Durante toda la semana pudimos constatar la falta de seriedad y transparencia que existe en el seno de la selección. ¿Qué está pasando en el corazón de su vinotinto (de Páez)? La coordinación descoordinada, el show en la convocatoria, las incoherencias, las constantes torpezas en la planificación, inconvenientes con jugadores (sobretodo con Juan Arango) y las reiteradas burlas contra la razón humana en las declaraciones del técnico; además de que continúa calificando (descalificando) a la afición. Es una realidad verdaderamente espantosa.

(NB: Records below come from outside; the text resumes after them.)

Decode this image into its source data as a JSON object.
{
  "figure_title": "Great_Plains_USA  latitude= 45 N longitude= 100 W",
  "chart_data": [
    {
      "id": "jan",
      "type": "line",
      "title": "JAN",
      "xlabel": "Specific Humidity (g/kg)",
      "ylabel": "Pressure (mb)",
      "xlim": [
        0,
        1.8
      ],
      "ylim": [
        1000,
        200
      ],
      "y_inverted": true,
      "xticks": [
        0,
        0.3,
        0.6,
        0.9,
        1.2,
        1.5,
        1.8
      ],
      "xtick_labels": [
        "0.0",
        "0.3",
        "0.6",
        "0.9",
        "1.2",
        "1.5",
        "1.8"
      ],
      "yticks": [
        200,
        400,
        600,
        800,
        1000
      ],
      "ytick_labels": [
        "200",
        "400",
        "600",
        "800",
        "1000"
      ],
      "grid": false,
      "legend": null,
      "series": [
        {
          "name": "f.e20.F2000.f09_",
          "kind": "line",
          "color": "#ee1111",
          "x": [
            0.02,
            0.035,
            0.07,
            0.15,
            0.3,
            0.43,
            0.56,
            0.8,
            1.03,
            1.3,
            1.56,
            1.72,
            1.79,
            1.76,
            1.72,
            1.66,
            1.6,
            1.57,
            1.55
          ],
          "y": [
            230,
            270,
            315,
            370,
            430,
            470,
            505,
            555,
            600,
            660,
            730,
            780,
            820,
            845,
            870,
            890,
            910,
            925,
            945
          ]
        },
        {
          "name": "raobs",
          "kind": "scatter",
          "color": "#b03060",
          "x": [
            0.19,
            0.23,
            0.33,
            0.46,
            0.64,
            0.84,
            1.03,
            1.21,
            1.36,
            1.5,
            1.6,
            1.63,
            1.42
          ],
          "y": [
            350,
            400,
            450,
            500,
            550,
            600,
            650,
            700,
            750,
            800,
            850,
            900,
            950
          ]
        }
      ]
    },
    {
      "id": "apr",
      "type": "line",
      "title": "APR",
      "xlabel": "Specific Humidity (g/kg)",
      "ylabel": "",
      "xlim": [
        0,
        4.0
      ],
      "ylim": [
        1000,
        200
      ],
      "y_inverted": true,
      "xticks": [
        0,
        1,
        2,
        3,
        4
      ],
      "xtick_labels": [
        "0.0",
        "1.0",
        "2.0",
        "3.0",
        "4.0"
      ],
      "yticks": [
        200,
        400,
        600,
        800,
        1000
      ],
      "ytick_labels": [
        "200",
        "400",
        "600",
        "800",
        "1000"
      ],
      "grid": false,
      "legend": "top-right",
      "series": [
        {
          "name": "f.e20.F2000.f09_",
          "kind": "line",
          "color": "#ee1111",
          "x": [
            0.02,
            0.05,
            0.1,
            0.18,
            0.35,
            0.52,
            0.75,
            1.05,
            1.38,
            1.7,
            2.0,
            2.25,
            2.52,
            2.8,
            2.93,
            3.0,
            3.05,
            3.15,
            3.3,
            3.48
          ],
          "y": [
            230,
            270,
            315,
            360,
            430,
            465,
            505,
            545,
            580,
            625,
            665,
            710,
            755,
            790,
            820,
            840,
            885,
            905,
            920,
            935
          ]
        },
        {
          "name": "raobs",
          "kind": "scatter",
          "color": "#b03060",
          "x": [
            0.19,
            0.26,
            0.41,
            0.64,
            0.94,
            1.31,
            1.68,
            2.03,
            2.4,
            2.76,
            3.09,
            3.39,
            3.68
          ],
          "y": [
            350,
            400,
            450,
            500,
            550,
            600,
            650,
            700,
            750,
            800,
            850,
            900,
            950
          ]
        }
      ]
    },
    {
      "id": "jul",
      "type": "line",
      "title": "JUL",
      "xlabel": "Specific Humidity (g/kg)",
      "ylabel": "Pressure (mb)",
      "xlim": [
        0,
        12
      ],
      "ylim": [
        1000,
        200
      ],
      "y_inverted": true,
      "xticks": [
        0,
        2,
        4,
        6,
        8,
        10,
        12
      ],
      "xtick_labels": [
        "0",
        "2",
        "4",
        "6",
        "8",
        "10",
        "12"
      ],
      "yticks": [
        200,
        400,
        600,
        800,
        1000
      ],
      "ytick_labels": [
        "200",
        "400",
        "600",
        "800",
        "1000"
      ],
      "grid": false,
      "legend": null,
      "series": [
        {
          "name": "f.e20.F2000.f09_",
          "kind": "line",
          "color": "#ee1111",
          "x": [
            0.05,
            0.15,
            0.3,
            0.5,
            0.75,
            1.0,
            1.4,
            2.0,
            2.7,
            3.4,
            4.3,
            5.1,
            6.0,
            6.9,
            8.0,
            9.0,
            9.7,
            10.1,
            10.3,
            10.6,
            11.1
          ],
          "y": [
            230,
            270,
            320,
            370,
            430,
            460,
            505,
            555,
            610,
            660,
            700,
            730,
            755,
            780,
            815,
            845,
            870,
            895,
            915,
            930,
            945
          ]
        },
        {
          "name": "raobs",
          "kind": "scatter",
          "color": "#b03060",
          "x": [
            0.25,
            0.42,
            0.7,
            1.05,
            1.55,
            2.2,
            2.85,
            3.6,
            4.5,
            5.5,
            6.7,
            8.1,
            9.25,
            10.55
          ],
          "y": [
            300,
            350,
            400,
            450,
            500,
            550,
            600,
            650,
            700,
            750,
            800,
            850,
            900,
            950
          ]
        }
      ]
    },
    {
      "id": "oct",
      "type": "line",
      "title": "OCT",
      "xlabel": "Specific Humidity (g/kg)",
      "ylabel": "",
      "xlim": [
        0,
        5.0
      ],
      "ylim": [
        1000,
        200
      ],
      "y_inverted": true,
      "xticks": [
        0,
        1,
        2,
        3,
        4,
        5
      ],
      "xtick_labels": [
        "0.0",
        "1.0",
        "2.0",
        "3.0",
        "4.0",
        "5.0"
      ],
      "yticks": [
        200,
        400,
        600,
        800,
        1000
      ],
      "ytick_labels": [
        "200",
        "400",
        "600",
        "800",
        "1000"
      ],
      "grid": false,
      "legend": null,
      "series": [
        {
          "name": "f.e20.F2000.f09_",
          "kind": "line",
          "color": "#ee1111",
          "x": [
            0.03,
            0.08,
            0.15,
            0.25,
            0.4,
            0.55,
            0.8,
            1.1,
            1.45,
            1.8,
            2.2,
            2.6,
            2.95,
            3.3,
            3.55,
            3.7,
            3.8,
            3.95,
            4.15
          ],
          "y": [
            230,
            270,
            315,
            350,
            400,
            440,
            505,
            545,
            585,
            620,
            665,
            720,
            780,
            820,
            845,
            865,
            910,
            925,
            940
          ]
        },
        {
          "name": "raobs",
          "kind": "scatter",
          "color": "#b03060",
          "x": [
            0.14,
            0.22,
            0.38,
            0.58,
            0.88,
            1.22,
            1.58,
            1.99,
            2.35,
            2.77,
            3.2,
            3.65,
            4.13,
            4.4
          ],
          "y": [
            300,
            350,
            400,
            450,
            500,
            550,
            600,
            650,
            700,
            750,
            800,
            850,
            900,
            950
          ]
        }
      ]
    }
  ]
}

El “fútbol a la venezolana” que trató de vendernos Páez desde hace mucho tiempo no existe. Es algo que no tiene ni pie ni cabeza. El diagnóstico que continúa haciendo del balompié criollo no concuerda con la realidad. Cada vez lo notamos más perdido. Y una vez más es evidente que muestra preferencia por ciertos jugadores. Ni hablar de lo imprescindible que se ha convertido Ricardo David para la selección desde su óptica de padre. ¿De qué argumentos tácticos o técnicos se vale el seleccionador para que Ricardo David sea inamovible de la oncena? Será porque es el único plantel donde el jugador es indiscutible titular y el único donde consigue una regularidad. Y no sólo el número 11. Jugadores que han demostrado en reiteradas actuaciones que no son futbolistas de talla de selección, continúan siendo convocados. Como por ejemplo Héctor González o Vallenilla Pacheco. ¿Por qué? ¿Recibe presiones de algún tipo el técnico nacional? ¿O esto es sólo producto de su in-consciencia?
La selección sigue sin presentar variantes. Practica un fútbol especulativo, sin sorpresa y con un sistema defensivo inconsistente. Sacar un resultado positivo frente a los guaraníes, gracias a la explosividad de chicos que tienen ganas como el Cafú Arismendi, Seijas, el Lobo Guerra; y la clase indiscutible de Maldonado, no es una señal de que estamos en progreso. Más bien, es una señal de que necesitamos contacto directo con la realidad. Y, ¿qué se jugó ante los panameños? ¿Por qué se aplica un esquema táctico defensivo? Se continúa con el mismo planteamiento. ¿Para dónde vamos?
Lo triste es que los jugadores ya están contaminados del mismo discurso y mienten. Dicen que el objetivo principal es clasificar al Mundial. ¿ Sudáfrica 2010!!!!?
Urge hablar ya de renovación. Bajar del cielo a los vinotintos a quienes Páez se encargó de enfermarles la cabeza. Y comenzar a ser realistas en nuestros objetivos deportivos.
¿Hasta cuándo este balompié lleno de mentiras, de torpes y de círculos de poder? Es hora de que la revolución llegue al fútbol. Basta de la Páez-manía. Basta de paños de agua tibia y de bla bla bla.